The result was the worst genocide since the Second World War. Mladić did not fail to use cruel killing and torture, and his army used rape as a weapon.
Ratko Mladić was the most fearsome butcher in the Balkans, who was also accused of taking UN peacekeepers, who were completely overwhelmed by the case at the time, hostage to his aggressive and expansionist policies.
In false camaraderie he was seen by many Serbs as a national hero. For him, war was the total annihilation and extermination of entire ethnic groups. To fight the dirtiest war, he went to the mountains above Sarajevo.
Place near Sarajevo just before the war, kasaan media, 2020
The stations of his bloody craft are many: e.g.: Gorazde, 1994. He was responsible for the three-year siege and starvation of the former Olympic city Sarajevo. More than 10,000 people gave their lives, among others by snipers.

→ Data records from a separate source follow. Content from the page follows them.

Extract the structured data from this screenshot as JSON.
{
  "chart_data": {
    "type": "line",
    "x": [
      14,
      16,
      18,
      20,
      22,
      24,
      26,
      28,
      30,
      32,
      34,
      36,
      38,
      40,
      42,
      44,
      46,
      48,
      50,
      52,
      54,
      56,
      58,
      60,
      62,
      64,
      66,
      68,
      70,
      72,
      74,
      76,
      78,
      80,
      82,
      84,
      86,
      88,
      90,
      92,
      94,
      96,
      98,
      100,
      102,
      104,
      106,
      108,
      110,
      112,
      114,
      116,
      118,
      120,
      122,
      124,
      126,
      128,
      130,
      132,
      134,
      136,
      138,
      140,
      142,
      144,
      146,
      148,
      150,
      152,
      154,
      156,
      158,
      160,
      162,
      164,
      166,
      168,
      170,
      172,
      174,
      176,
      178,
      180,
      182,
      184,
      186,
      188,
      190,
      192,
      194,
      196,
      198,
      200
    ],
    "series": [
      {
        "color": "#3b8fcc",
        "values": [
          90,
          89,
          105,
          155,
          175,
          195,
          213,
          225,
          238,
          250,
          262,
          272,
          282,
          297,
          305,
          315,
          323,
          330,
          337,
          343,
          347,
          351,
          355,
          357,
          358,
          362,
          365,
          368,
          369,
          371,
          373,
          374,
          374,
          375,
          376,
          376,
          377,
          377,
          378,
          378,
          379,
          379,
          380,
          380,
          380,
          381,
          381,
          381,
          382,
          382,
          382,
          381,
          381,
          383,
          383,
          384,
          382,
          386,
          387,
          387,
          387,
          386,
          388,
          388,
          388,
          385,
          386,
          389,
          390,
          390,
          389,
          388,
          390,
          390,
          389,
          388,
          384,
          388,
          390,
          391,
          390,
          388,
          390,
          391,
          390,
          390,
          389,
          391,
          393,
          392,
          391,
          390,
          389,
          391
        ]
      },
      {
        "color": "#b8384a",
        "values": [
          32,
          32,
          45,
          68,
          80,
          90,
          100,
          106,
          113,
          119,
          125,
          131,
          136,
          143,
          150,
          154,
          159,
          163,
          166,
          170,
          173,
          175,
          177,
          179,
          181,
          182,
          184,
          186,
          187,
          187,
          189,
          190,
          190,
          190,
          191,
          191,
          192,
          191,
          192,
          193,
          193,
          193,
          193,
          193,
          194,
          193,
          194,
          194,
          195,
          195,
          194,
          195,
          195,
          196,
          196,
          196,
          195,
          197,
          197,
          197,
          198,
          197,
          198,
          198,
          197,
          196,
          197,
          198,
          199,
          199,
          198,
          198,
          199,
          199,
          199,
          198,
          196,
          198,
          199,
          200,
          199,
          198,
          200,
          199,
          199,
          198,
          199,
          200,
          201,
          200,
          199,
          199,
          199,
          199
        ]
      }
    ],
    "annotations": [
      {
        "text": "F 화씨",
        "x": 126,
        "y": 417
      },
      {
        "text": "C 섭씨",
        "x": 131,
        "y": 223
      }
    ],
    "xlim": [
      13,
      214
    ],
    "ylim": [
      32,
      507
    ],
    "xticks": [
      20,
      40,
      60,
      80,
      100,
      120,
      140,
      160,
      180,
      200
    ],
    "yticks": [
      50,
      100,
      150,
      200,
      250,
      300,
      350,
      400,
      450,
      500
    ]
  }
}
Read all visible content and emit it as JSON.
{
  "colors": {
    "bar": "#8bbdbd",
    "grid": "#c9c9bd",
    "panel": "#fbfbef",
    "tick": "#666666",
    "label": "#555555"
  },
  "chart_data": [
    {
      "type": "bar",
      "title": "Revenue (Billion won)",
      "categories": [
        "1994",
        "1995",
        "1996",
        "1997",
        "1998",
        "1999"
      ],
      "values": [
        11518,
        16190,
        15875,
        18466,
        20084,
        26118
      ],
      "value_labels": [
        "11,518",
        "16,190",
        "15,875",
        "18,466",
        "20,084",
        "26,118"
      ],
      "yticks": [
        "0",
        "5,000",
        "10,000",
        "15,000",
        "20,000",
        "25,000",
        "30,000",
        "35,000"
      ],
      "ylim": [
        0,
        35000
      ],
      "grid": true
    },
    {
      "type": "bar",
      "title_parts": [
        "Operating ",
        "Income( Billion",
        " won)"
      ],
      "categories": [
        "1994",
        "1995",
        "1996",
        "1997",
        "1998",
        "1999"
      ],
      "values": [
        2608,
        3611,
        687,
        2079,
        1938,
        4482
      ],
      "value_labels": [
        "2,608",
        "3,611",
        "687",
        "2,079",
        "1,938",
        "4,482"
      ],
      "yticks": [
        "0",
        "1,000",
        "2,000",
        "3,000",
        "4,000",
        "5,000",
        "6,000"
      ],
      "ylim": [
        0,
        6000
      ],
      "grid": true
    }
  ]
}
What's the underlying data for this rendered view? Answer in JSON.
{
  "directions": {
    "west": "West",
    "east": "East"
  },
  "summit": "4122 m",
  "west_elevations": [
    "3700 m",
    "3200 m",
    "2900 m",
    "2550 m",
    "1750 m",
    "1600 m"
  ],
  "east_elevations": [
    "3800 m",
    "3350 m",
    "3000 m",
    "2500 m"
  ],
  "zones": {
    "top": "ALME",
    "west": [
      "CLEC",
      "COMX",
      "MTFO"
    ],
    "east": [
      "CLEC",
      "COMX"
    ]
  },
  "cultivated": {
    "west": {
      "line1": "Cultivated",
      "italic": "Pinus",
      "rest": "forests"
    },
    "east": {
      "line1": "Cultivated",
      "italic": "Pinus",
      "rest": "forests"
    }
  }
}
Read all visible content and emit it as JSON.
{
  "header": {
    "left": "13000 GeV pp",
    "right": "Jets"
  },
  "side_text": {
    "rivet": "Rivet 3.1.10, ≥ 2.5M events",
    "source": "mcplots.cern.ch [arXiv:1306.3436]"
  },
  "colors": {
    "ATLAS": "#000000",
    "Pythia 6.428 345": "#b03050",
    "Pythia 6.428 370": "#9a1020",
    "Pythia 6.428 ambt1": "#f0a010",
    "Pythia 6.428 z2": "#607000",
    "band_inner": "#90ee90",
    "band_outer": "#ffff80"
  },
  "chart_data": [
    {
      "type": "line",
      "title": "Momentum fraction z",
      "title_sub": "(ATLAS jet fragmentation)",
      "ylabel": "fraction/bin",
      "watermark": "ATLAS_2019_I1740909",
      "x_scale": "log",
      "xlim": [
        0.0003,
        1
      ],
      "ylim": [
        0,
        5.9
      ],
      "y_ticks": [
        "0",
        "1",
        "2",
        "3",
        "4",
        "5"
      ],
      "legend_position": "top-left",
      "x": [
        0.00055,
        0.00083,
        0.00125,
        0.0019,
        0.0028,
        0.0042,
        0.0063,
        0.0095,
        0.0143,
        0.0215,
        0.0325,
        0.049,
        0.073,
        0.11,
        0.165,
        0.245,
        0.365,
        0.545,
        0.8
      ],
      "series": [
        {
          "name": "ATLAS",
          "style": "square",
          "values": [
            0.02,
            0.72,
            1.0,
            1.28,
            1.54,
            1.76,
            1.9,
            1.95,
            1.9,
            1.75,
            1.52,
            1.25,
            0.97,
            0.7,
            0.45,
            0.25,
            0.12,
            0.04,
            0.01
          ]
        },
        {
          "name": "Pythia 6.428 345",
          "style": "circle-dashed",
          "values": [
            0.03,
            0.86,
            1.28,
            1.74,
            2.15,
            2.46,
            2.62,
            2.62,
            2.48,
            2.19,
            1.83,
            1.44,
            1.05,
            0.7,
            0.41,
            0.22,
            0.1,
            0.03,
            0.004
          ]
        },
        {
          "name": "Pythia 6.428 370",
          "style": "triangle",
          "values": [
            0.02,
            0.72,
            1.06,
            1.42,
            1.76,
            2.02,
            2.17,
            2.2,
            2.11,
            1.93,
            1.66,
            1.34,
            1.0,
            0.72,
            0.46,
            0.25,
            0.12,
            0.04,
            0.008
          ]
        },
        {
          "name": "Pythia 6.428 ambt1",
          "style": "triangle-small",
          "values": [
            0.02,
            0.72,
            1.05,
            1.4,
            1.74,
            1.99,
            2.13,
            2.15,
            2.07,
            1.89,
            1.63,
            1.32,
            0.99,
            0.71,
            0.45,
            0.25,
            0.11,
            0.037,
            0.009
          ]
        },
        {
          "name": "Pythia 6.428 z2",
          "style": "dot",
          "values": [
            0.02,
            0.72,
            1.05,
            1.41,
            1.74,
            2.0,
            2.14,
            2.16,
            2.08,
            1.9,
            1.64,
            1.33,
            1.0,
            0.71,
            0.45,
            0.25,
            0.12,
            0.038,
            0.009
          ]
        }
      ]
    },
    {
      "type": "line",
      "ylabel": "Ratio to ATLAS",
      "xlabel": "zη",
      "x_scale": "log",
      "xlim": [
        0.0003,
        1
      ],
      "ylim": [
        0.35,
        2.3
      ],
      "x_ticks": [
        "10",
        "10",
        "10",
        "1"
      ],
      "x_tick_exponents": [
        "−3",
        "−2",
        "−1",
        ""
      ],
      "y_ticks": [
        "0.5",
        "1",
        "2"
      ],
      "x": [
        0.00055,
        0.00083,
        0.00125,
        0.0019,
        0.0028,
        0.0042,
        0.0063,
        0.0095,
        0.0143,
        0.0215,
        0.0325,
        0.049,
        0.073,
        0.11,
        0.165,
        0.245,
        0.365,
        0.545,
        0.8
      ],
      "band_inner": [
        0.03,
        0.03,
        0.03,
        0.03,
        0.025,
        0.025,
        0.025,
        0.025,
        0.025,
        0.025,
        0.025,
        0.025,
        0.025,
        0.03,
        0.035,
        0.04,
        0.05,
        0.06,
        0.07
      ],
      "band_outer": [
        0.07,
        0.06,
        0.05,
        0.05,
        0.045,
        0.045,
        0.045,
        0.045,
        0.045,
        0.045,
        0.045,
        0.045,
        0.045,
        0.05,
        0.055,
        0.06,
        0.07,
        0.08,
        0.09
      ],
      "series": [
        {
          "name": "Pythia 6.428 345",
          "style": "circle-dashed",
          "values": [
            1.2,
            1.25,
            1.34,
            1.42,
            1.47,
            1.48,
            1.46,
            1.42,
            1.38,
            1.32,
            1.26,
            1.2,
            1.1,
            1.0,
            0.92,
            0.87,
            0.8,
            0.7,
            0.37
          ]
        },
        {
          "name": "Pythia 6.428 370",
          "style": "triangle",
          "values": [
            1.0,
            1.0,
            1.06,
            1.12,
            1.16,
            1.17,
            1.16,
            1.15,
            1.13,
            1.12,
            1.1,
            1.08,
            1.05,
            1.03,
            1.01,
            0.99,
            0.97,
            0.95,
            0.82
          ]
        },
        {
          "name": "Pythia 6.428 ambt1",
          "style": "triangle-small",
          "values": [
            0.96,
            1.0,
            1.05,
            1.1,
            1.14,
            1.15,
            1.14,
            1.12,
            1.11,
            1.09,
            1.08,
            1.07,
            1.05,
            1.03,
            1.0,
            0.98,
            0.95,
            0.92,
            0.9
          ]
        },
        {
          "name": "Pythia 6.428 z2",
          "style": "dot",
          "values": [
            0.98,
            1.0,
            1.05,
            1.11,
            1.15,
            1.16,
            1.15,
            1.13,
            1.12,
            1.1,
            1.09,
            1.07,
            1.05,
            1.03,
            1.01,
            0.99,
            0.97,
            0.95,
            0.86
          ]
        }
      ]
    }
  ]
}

In Srebrenica, 1995, he kept people like animals in a concentration camp and executed children.
He created a bloodbath that the world only hesitantly understood, people were kept behind barbed wire, emaciated to the bone. From then on, evil had a name. Many of the mass graves have yet to be found.
On his more than ten-year escape from the International Criminal Court, he danced at many weddings protected by old cliques in the Serbian military apparatus.
Unfortunately the case did not end there, it was certain that Mladić appealed against the verdict. Years later the verdict was confirmed.
The victims are unforgotten and also the helplessness of the international community of states at that time.